Scientists and engineers are making rapid progress in the development of artificial manipulative limbs that are both as dexterous and sensitive as human arms and hands. A significant step in that direction has been taken by researchers at the University of Colorado in Boulder who have created a new form of electronic or e-skin.

The new material is composed of a type of polymer known as a polyimine to which silver nanoparticles have been added to give it strength, stability and electrical conductivity. The e-skin can be formed into thin, translucent sheets that can be wrapped around artificial limbs. The material can also have sensors embedded within it given the e-skin the ability to sense pressure, temperature and even humidity, making the artificial limb more like a real human one. The image below shows a sample of e-skin on a real human arm for comparison.

E-skin (Credit: Jianliang Xiao, University of Colorado Boulder)

The ability to sense pressure in particular has long been a goal of researchers. Think of how difficult it would be to pick up an egg or a glass of water if you couldn’t tell whether or not you were squeezing it too hard.

This new technology will give both human prosthetics and robots the ability to feel as if they had human skin. According to Chemistry Professor Wei Zhang of CU Boulder and co-author of the study; “If you think about what real skin can do, real skin can prevent people getting burned…can prevent people getting hurt.”
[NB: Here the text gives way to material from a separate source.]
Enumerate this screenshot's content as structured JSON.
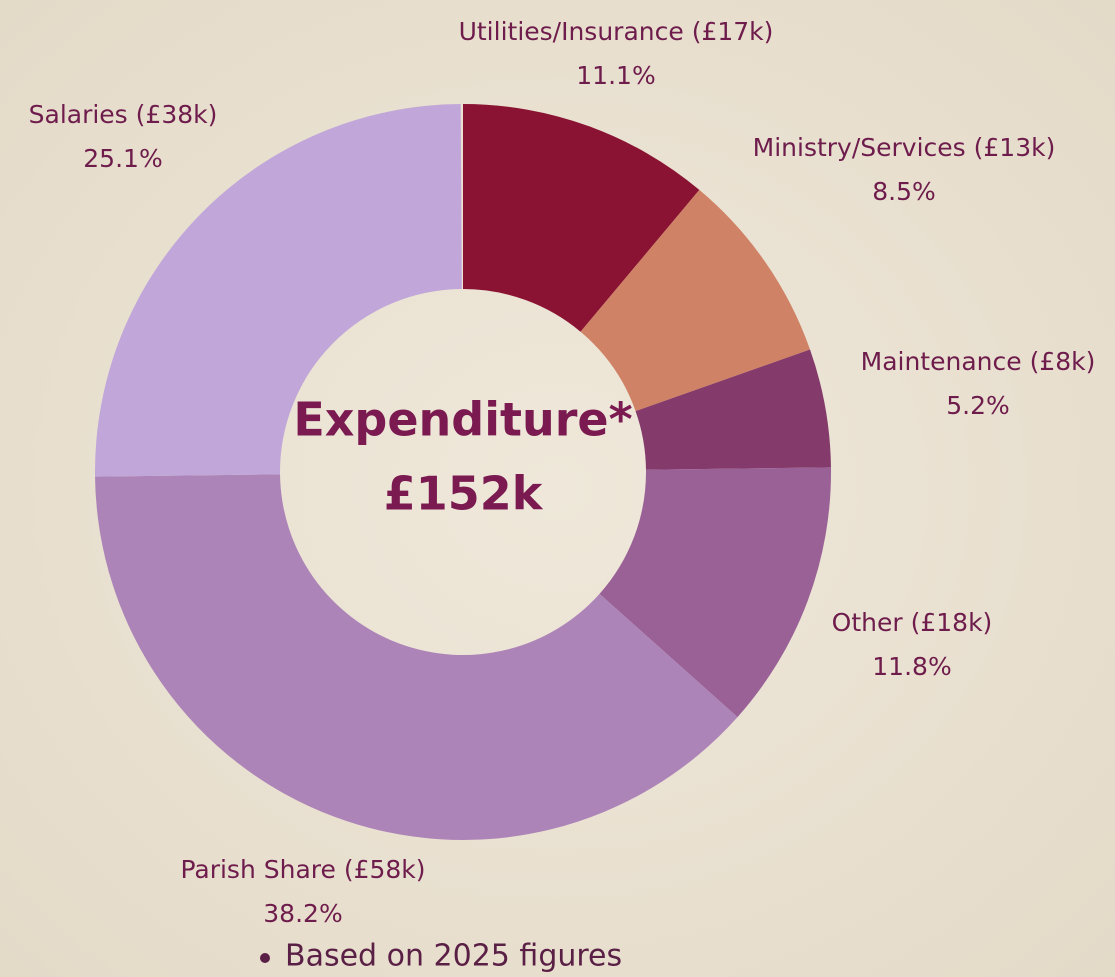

Program leader Jianliang Xiao, Professor of Mechanical Engineering describes the benefits of e-skin in robotics. “Sensing is important because when human beings interact with robots we want to make sure that robots don’t hurt people.”

E-skin has several other amazing properties as well. For one the material can repair itself simply by mixing the compounds from which it is formed in ethanol and applying the mixture to the damaged area. Finally, e-skin can even be recycled by immersing it in a solution that breaks it down into its component chemicals that can then be reused to produce new e-skin. Even the silver nanoparticles can be recovered as they sink to the bottom; nothing is wasted or thrown away.

Other scientists are also working on other versions of e-skin so one thing is certain, prosthetics like Luke Skywalker’s arm and androids like Data are only a matter of time.

At the same time scientists are also busy working on improving the interface between the human nervous system and artificial limbs with the goal of increasing the dexterity of prosthetic devices. Considerable progress is being made at the OrthoCarolina Reconstructive Center for Lost Limbs by hand surgeons Glenn Gaston M. D. and Bryan Loeffler M. D.

What Doctors Gaston and Loeffler have developed is a surgical technique to transfer nerves that once controlled the lost hand of amputees to other parts of the arm, reinserting those nerve endings into another muscle. The signals that would have been sent from the brain to the hand through these nerves can then be picked up by transducers implanted in the same muscle as the nerves and used to control a prosthetic hand. In other words the patient controls their new, artificial hand just as they had their natural hand. See images below.

Artificial Hand (Credit: OrthoCarolina, CNN)
Artificial Hand (Credit: OrthoCarolina, CNN)

Doctors Gaston and Loeffler call their procedure ‘Targeted muscle reinnervation surgery’ and so far they have had amazing success giving their patients artificial arms and hands with the ability of control the wrist, thumb and fingers as a group. In one recent operation however a man who had lost his middle, fourth and little fingers was given a prosthetic that for the first time the ability to control each artificial finger separately, a major advance. See image below.

Three Finger Prosthetic with Individual Finger Control (Credit: OrthoCarolina, Fox News)

Combining the progress of the University of Colorado at Boulder with that at OrthoCarolina brings the long-term goal of prosthetic limbs that truly are every bit as ‘human’ as our natural ones several steps closer to reality.